While the proposal has been called a win-win, this sad turn of events will be anything but. The Syrian people will lose. American credibility will lose. International norms will lose. The reputation of diplomacy will lose. Only Assad and his Russian supporters will win.

Even as the Russian government has turned to attacking the credibility of the UN and its investigation of the August 21 incident, Assad has been raised from the level of international pariah about to be bombed, back to head of state “responsibly” complying with international agreements and administering his country’s accession to the international convention on chemical weapons. While the opposition remains divided, increasingly brutal, and extreme in its web of affiliations, the focus has shifted from Assad’s wanton slaughter of his people to his role as an international statesman. One cannot be sure of where this all will end, but one can hardly see the Syrian government and the Russians responsibly sticking to a timeline for chemical weapons turnover that would be optimistic even under peaceful conditions, much less stopping the conventional slaughter any time soon.

No, this is not the diplomacy you’re looking for.

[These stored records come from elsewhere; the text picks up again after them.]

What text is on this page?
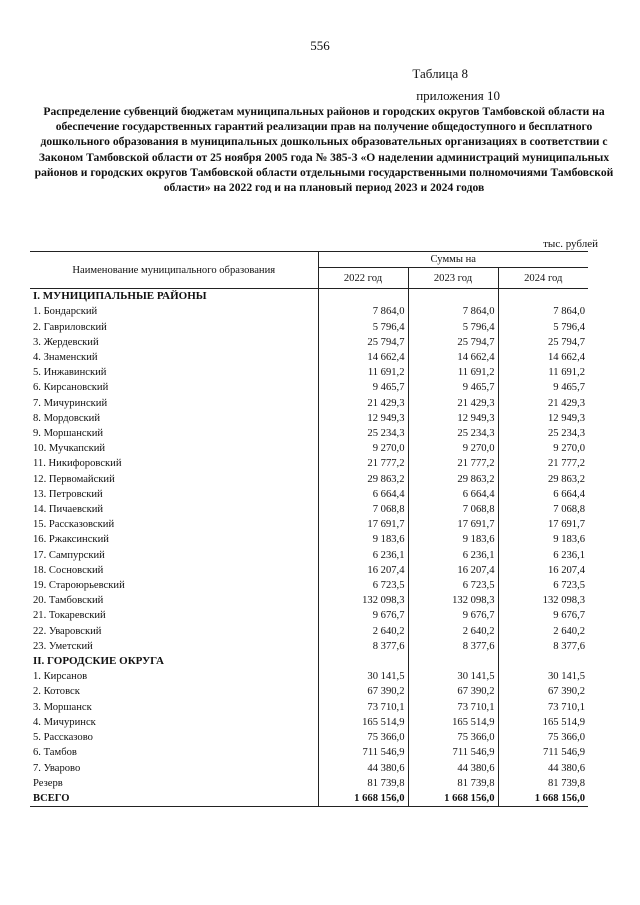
556
Таблица 8
приложения 10
Распределение субвенций бюджетам муниципальных районов и городских округов Тамбовской области на обеспечение государственных гарантий реализации прав на получение общедоступного и бесплатного дошкольного образования в муниципальных дошкольных образовательных организациях в соответствии с Законом Тамбовской области от 25 ноября 2005 года № 385-З «О наделении администраций муниципальных районов и городских округов Тамбовской области отдельными государственными полномочиями Тамбовской области» на 2022 год и на плановый период 2023 и 2024 годов
тыс. рублей
Наименование муниципального образования	Суммы на		
	2022 год	2023 год	2024 год
I. МУНИЦИПАЛЬНЫЕ РАЙОНЫ			
1. Бондарский	7 864,0	7 864,0	7 864,0
2. Гавриловский	5 796,4	5 796,4	5 796,4
3. Жердевский	25 794,7	25 794,7	25 794,7
4. Знаменский	14 662,4	14 662,4	14 662,4
5. Инжавинский	11 691,2	11 691,2	11 691,2
6. Кирсановский	9 465,7	9 465,7	9 465,7
7. Мичуринский	21 429,3	21 429,3	21 429,3
8. Мордовский	12 949,3	12 949,3	12 949,3
9. Моршанский	25 234,3	25 234,3	25 234,3
10. Мучкапский	9 270,0	9 270,0	9 270,0
11. Никифоровский	21 777,2	21 777,2	21 777,2
12. Первомайский	29 863,2	29 863,2	29 863,2
13. Петровский	6 664,4	6 664,4	6 664,4
14. Пичаевский	7 068,8	7 068,8	7 068,8
15. Рассказовский	17 691,7	17 691,7	17 691,7
16. Ржаксинский	9 183,6	9 183,6	9 183,6
17. Сампурский	6 236,1	6 236,1	6 236,1
18. Сосновский	16 207,4	16 207,4	16 207,4
19. Староюрьевский	6 723,5	6 723,5	6 723,5
20. Тамбовский	132 098,3	132 098,3	132 098,3
21. Токаревский	9 676,7	9 676,7	9 676,7
22. Уваровский	2 640,2	2 640,2	2 640,2
23. Уметский	8 377,6	8 377,6	8 377,6
II. ГОРОДСКИЕ ОКРУГА			
1. Кирсанов	30 141,5	30 141,5	30 141,5
2. Котовск	67 390,2	67 390,2	67 390,2
3. Моршанск	73 710,1	73 710,1	73 710,1
4. Мичуринск	165 514,9	165 514,9	165 514,9
5. Рассказово	75 366,0	75 366,0	75 366,0
6. Тамбов	711 546,9	711 546,9	711 546,9
7. Уварово	44 380,6	44 380,6	44 380,6
Резерв	81 739,8	81 739,8	81 739,8
ВСЕГО	1 668 156,0	1 668 156,0	1 668 156,0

Yet, when your default choices are military force or nothing, this is the diplomacy you get. And that is the yawning gap that America’s foreign policy elites must look to fill. Times have changed. Support for, and utility of, military force to address the world’s complex problems has been waning for a long time. Yet, America lacks a third way. Our leadership excoriates the public’s tendency toward isolationism. But this isolationism comes in the face of a plea for yet another military intervention on the heels of a long escalation, during which time the nation’s top thinkers have failed to generate any other ideas of substance. Can the public be blamed?

In the future, America’s leadership may want to try diplomacy first—diplomacy as a policy choice—instead of falling over backward into it. America should lead the diplomatic effort, not be backed into a diplomatic blind corner and mugged in slow motion. The rush to use military force has made the United States afraid of the United Nations and afraid of diplomacy (on more than just this occasion), as if giving full due diligence to these avenues and exhausting their possibilities might interfere with rigid mobilization timetables. Or, perhaps a more modern corollary is that once you have arrayed your military might for a strike, having failed to exhaust the diplomatic options, any delay sends the meter of defense spending for extended deployments spinning wildly.. Yet, if they tried diplomacy first instead of last, they would be less likely to be tripped up on their rush to war. Diplomacy skeptics will say that diplomacy has become nothing but a delaying tactic in an era of Chinese and Russian obstinacy.  But could proactively playing out this clock and hoping for a resolution—while preparing for the continuation of politics by other means—truly be worse than ceding the role of responsible diplomat to the likes of Lavrov and Assad?

No, this is not the diplomacy you’re looking for.

 

Peter J. Munson is responsible for preventive services and global crisis management for a private sector corporation, coming to this position after his retirement from the US Marine Corps in 2013. He is a Middle East specialist with professional proficiency in Arabic. Munson is the author of two books: “War, Welfare & Democracy: Rethinking America’s Quest for the End of History” and “Iraq in Transition: The Legacy of Dictatorship and the Prospects for Democracy.”